Clément, 32 ans : «Maman, il faut qu’on parle»

«Ça s’est fait en deux temps, autour de six ans. Mon cousin m’a dit que son meilleur ami lui avait dit, et j’étais un peu vexé, car cet ami en question, je ne l’aimais pas trop, mais il avait toujours les meilleures histoires, les infos en premier (bien plus tard, c’est lui qui nous a poussés à regarder un film porno pour la première fois, bref, une mauvaise fréquentation). Donc mon cousin me le dit et je sens que c’est vrai. Alors, je réfléchis longtemps dans ma chambre, puis je vais voir ma mère, je me souviens, elle était dans notre petite cuisine, et je lui dis : “Maman, il faut qu’on parle”, un peu comme dans la pub P’tit Vittel. Elle ne confirme pas trop, elle a les bras croisés, dit qu’on peut croire ce qu’on a envie, mais j’ai la sensation grave d’un mensonge qui s’effondre.»

Guillaume, 50 ans : «Jésus et le père Noël, c’était la même chose»

«Chez mes parents, qui sont bretons et très catho, on ne parlait jamais du père Noël – on nous racontait même que c’était le petit Jésus qui rapportait tous les cadeaux sous le sapin.
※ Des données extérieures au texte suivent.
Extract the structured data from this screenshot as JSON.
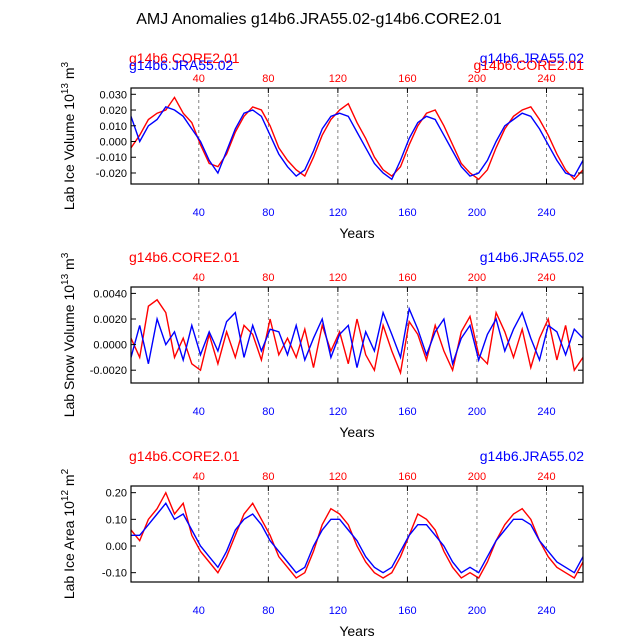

A cinq ou six ans, cette étrange histoire me jetait dans les plus fiévreux questionnements : comment le petit Jésus, qui est dans sa crèche, dans ses langes, sur un matelas de paille, peut-il transporter des cadeaux aussi lourds et gros et nous les laisser sous le sapin ? Et puis surtout, Jésus, il était mort, et ressuscité, et pourtant il était là sous le regard de sa mère, avec ses parents, mais qui n’étaient pas non plus vraiment ses parents… Les incongruités du catéchisme avaient fusionné avec celles de la légende du père Noël. Comment peut-on arriver à passer dans les cheminées d’autant de foyers, si rapidement, en une nuit, etc. Quelque chose n’allait pas, et rapidement, j’ai perdu la foi dans les deux histoires : Jésus et le père Noël. Fin de la foi, à six ans.»
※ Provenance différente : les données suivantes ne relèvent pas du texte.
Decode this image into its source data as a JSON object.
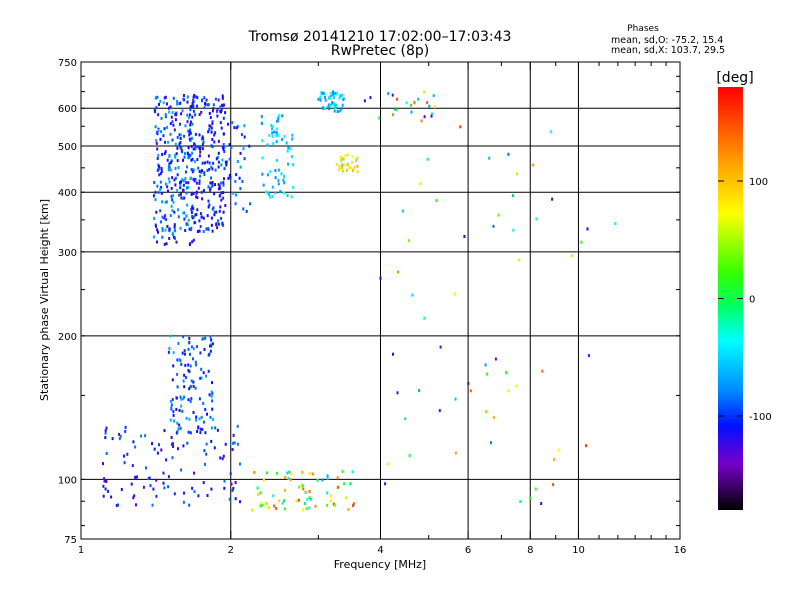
{
  "chart_data": {
    "type": "scatter",
    "title": "Tromsø 20141210 17:02:00–17:03:43",
    "subtitle": "RwPretec (8p)",
    "phases_text": {
      "title": "Phases",
      "line1": "mean, sd,O: -75.2, 15.4",
      "line2": "mean, sd,X: 103.7, 29.5"
    },
    "xlabel": "Frequency [MHz]",
    "ylabel": "Stationary phase Virtual Height [km]",
    "xscale": "log",
    "yscale": "log",
    "xlim": [
      1,
      16
    ],
    "ylim": [
      75,
      750
    ],
    "x_major_ticks": [
      1,
      2,
      4,
      6,
      8,
      10,
      16
    ],
    "x_gridlines": [
      2,
      4,
      6,
      8,
      10
    ],
    "y_major_ticks": [
      75,
      100,
      200,
      300,
      400,
      500,
      600,
      750
    ],
    "y_gridlines": [
      100,
      200,
      300,
      400,
      500,
      600
    ],
    "grid": true,
    "colorbar": {
      "label": "[deg]",
      "range": [
        -180,
        180
      ],
      "ticks": [
        100,
        0,
        -100
      ]
    },
    "point_clusters": [
      {
        "x_range": [
          1.4,
          1.7
        ],
        "y_range": [
          310,
          640
        ],
        "phase_range": [
          -130,
          -60
        ],
        "count": 260
      },
      {
        "x_range": [
          1.65,
          1.95
        ],
        "y_range": [
          330,
          640
        ],
        "phase_range": [
          -130,
          -85
        ],
        "count": 200
      },
      {
        "x_range": [
          1.9,
          2.2
        ],
        "y_range": [
          360,
          560
        ],
        "phase_range": [
          -120,
          -60
        ],
        "count": 40
      },
      {
        "x_range": [
          2.3,
          2.7
        ],
        "y_range": [
          390,
          580
        ],
        "phase_range": [
          -80,
          -30
        ],
        "count": 60
      },
      {
        "x_range": [
          3.0,
          3.4
        ],
        "y_range": [
          590,
          650
        ],
        "phase_range": [
          -80,
          -30
        ],
        "count": 50
      },
      {
        "x_range": [
          3.25,
          3.6
        ],
        "y_range": [
          440,
          480
        ],
        "phase_range": [
          40,
          110
        ],
        "count": 25
      },
      {
        "x_range": [
          1.5,
          1.85
        ],
        "y_range": [
          125,
          200
        ],
        "phase_range": [
          -120,
          -60
        ],
        "count": 120
      },
      {
        "x_range": [
          1.1,
          2.1
        ],
        "y_range": [
          88,
          130
        ],
        "phase_range": [
          -135,
          -80
        ],
        "count": 110
      },
      {
        "x_range": [
          2.2,
          3.6
        ],
        "y_range": [
          86,
          104
        ],
        "phase_range": [
          -80,
          160
        ],
        "count": 70
      },
      {
        "x_range": [
          3.7,
          5.2
        ],
        "y_range": [
          560,
          650
        ],
        "phase_range": [
          -150,
          160
        ],
        "count": 24
      },
      {
        "x_range": [
          4.0,
          12.0
        ],
        "y_range": [
          85,
          560
        ],
        "phase_range": [
          -150,
          160
        ],
        "count": 60
      }
    ]
  }
}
Bénédicte, 42 ans : «Mais vous nous avez tellement menti !»

«Mon mari vient d’Erzgebirge, en Saxe, une région en Allemagne où Noël est absolument sacré : les maisons sont hyperdécorées, tout le monde fait des gâteaux, c’est de la folie. Un jour, notre fils Lucien est venu me voir et il m’a dit : “Maman, je sais. C’est bon maintenant. Dis-le moi, arrête le cinéma.” Alors, devant autant de bon sens, j’ai fini par dire : “Oui effectivement. Mais c’est un joli mensonge.” Quand j’ai raconté ça à mon mari, il était outré ! Pour lui, c’était ultratransgressif. Il pensait que ce genre de révélation aurait nécessité une discussion parentale en amont, aussi importante que, je ne sais pas, dans quel établissement on doit l’inscrire au lycée. Dans sa famille, personne n’a jamais dit officiellement : “non, le père Noël n’existe pas.” Ces choses-là sont tues. Alors quand notre fille, qui a deux ans de moins, m’a posé la même question, j’ai dû émettre une espèce de bafouillement du bout des lèvres. C’était devenu un vrai tabou. Sauf que devant mon embarras, elle a compris et a ajouté : “Mais vous nous avez tellement menti !” Oui oui ! Et ce n’est pas fini.»
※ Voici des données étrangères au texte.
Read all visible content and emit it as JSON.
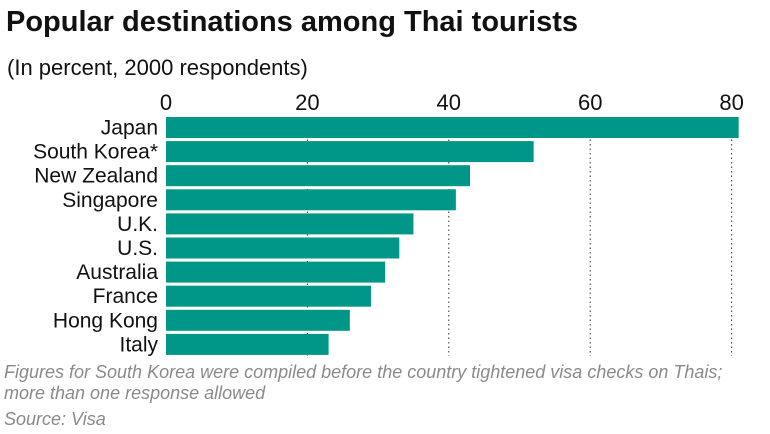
{
  "title": "Popular destinations among Thai tourists",
  "subtitle": "(In percent, 2000 respondents)",
  "note": "Figures for South Korea were compiled before the country tightened visa checks on Thais; more than one response allowed",
  "source": "Source: Visa",
  "colors": {
    "bar": "#009688",
    "grid": "#333333",
    "muted_text": "#8a8a8a"
  },
  "chart_data": {
    "type": "bar",
    "orientation": "horizontal",
    "categories": [
      "Japan",
      "South Korea*",
      "New Zealand",
      "Singapore",
      "U.K.",
      "U.S.",
      "Australia",
      "France",
      "Hong Kong",
      "Italy"
    ],
    "values": [
      81,
      52,
      43,
      41,
      35,
      33,
      31,
      29,
      26,
      23
    ],
    "xticks": [
      0,
      20,
      40,
      60,
      80
    ],
    "xlim": [
      0,
      85
    ],
    "grid": "vertical dotted",
    "xaxis_position": "top"
  }
}
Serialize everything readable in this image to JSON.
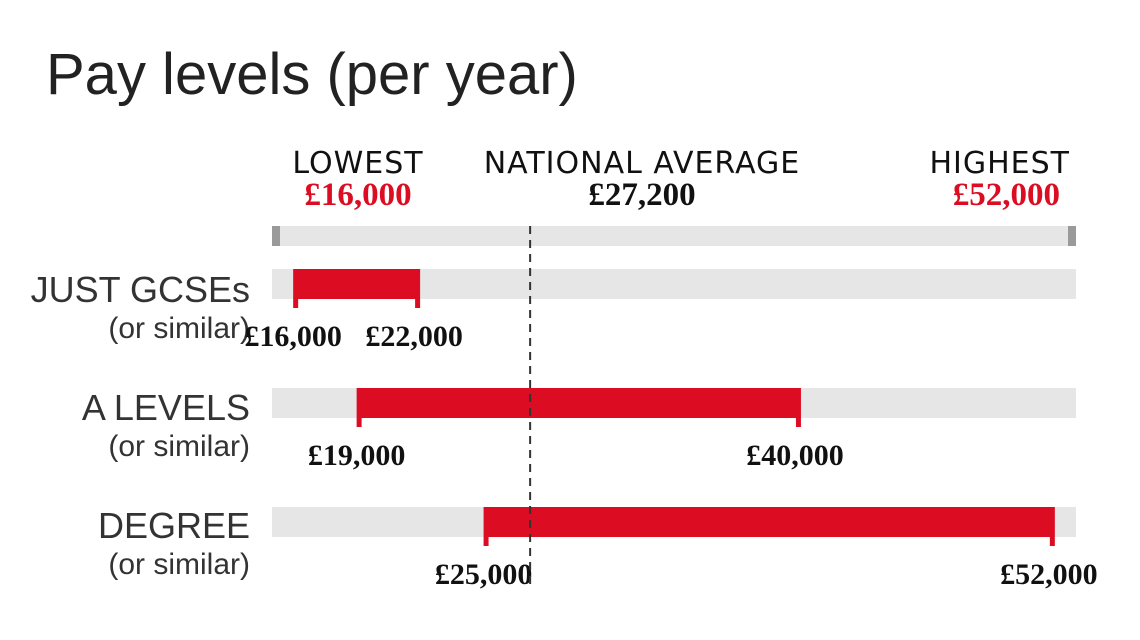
{
  "colors": {
    "accent": "#dc0c22",
    "track": "#e6e6e6",
    "scale_end": "#9a9a9a",
    "text": "#111111"
  },
  "chart_data": {
    "type": "bar",
    "subtype": "range",
    "title": "Pay levels (per year)",
    "xlim": [
      15000,
      53000
    ],
    "reference_line": {
      "label": "NATIONAL AVERAGE",
      "value": 27200,
      "value_label": "£27,200",
      "style": "dashed"
    },
    "scale_labels": {
      "lowest": {
        "label": "LOWEST",
        "value": 16000,
        "value_label": "£16,000"
      },
      "highest": {
        "label": "HIGHEST",
        "value": 52000,
        "value_label": "£52,000"
      }
    },
    "categories": [
      {
        "name": "JUST GCSEs",
        "sub": "(or similar)",
        "low": 16000,
        "high": 22000,
        "low_label": "£16,000",
        "high_label": "£22,000"
      },
      {
        "name": "A LEVELS",
        "sub": "(or similar)",
        "low": 19000,
        "high": 40000,
        "low_label": "£19,000",
        "high_label": "£40,000"
      },
      {
        "name": "DEGREE",
        "sub": "(or similar)",
        "low": 25000,
        "high": 52000,
        "low_label": "£25,000",
        "high_label": "£52,000"
      }
    ]
  }
}
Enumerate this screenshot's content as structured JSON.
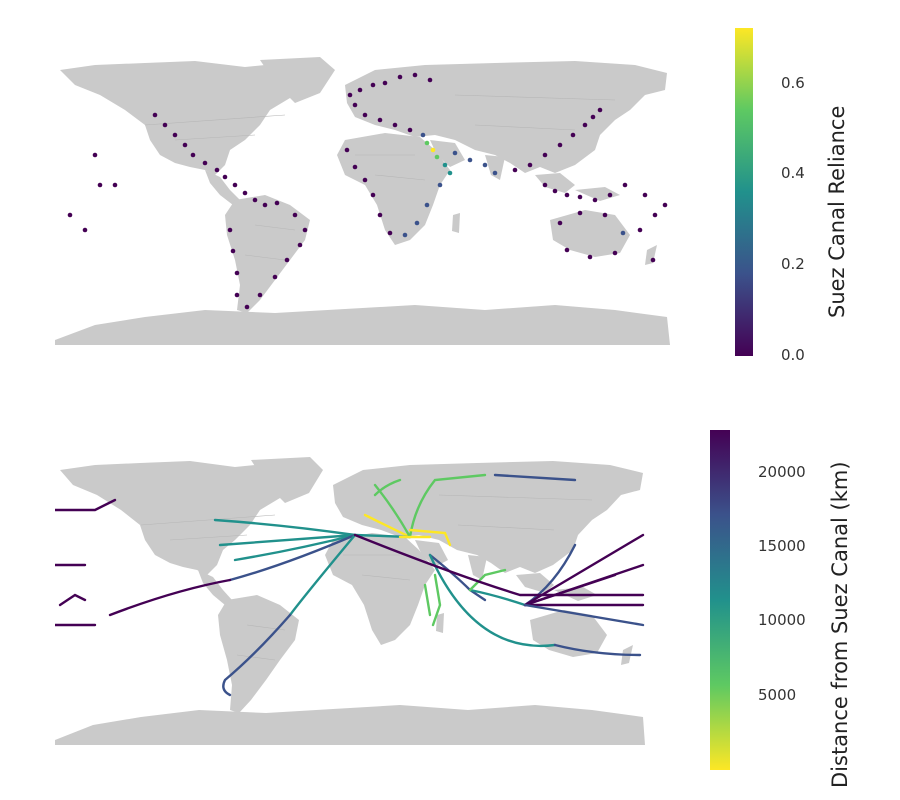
{
  "colors": {
    "land": "#cacaca",
    "viridis": [
      "#440154",
      "#3b528b",
      "#21918c",
      "#5ec962",
      "#fde725"
    ]
  },
  "top_map": {
    "legend_title": "Suez Canal Reliance",
    "ticks": [
      "0.0",
      "0.2",
      "0.4",
      "0.6"
    ],
    "range": [
      0,
      0.72
    ]
  },
  "bottom_map": {
    "legend_title": "Distance from Suez Canal (km)",
    "ticks": [
      "5000",
      "10000",
      "15000",
      "20000"
    ],
    "range": [
      0,
      23000
    ]
  }
}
Mathilde, 41 ans : «Et là, je venais de crever leur enfance»

«Un jour, dans le RER C, je suis en train de rigoler avec des copains. On est en train de parler de ça justement, du fait que le père Noël n’existe pas, je ne sais pas comment on en arrive à cette discussion mais ça n’a rien de méchant, juste on raconte cette banalité. Sauf qu’on ne voit pas la famille qui est derrière, un couple un peu coincé et leurs deux enfants, genre la petite famille parfaite de Versailles. A un moment le père se retourne et me dit : “Chut, chut, mais chut !” Et là je comprends que c’est trop tard : à côté de lui, ses enfants mortifiés nous regardent, les yeux un peu perdus dans le vague. J’avais vraiment fait un truc grave, je me sentais hypermal, d’ailleurs quand je le raconte là des années plus tard je me sens encore mal. J’étais celle qui avait crevé leur enfance. A la fin les parents étaient tellement en colère, le père est sorti et m’a fait un pouce en l’air avec un air super énervé depuis la fenêtre du RER. Désolée Jean-Eudes.»

(1) Certains prénoms ont été changés.